O Google publicou, em maio de 2026, uma documentação oficial pelo Google Search Central reunindo recomendações para otimizar sites para a busca através dos recursos de IA generativa, como AI Overviews e AI Mode. O documento também desmistifica práticas sem respaldo técnico que se espalharam com a ascensão das ferramentas de IA.
O material consolida orientações que o Google já havia divulgado em outros formatos, entre eles, como no Google Search Central Live realizado no Canadá no fim de abril e em publicações no blog oficial da empresa.
Com o crescimento da busca com recursos de IA generativa, cresceu na mesma proporção a desinformações sobre o que realmente funciona para a visibilidade de marcas no AI Overviews e no AI Mode.
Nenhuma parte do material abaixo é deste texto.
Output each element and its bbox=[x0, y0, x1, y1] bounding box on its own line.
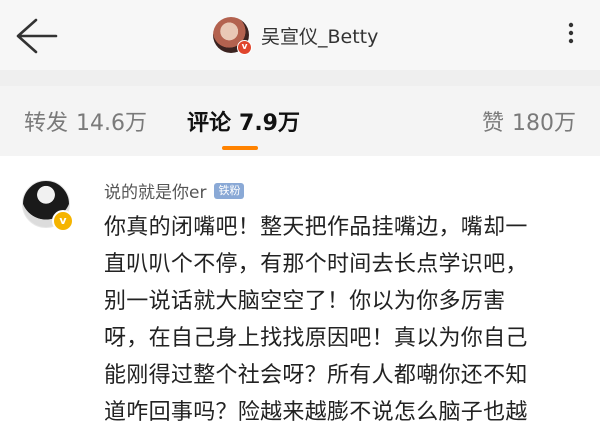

O próprio guia aborda isso diretamente, inclusive esclarecendo o que denominações como AEO e GEO representam:
“AEO significa ‘answer engine optimization’ e GEO, ‘generative engine optimization’. Ambos são termos usados para descrever o trabalho focado em melhorar a visibilidade em experiências de busca por IA. Do ponto de vista do Google Search, otimizar para busca de IA generativa é otimizar para a experiência de busca e, portanto, continua sendo SEO.” — Google, documentação oficial do Search Central
Neste material, cobrimos o que o guia recomenda, o que ele descarta e como tudo isso converge para um fio condutor: o SEO bem feito.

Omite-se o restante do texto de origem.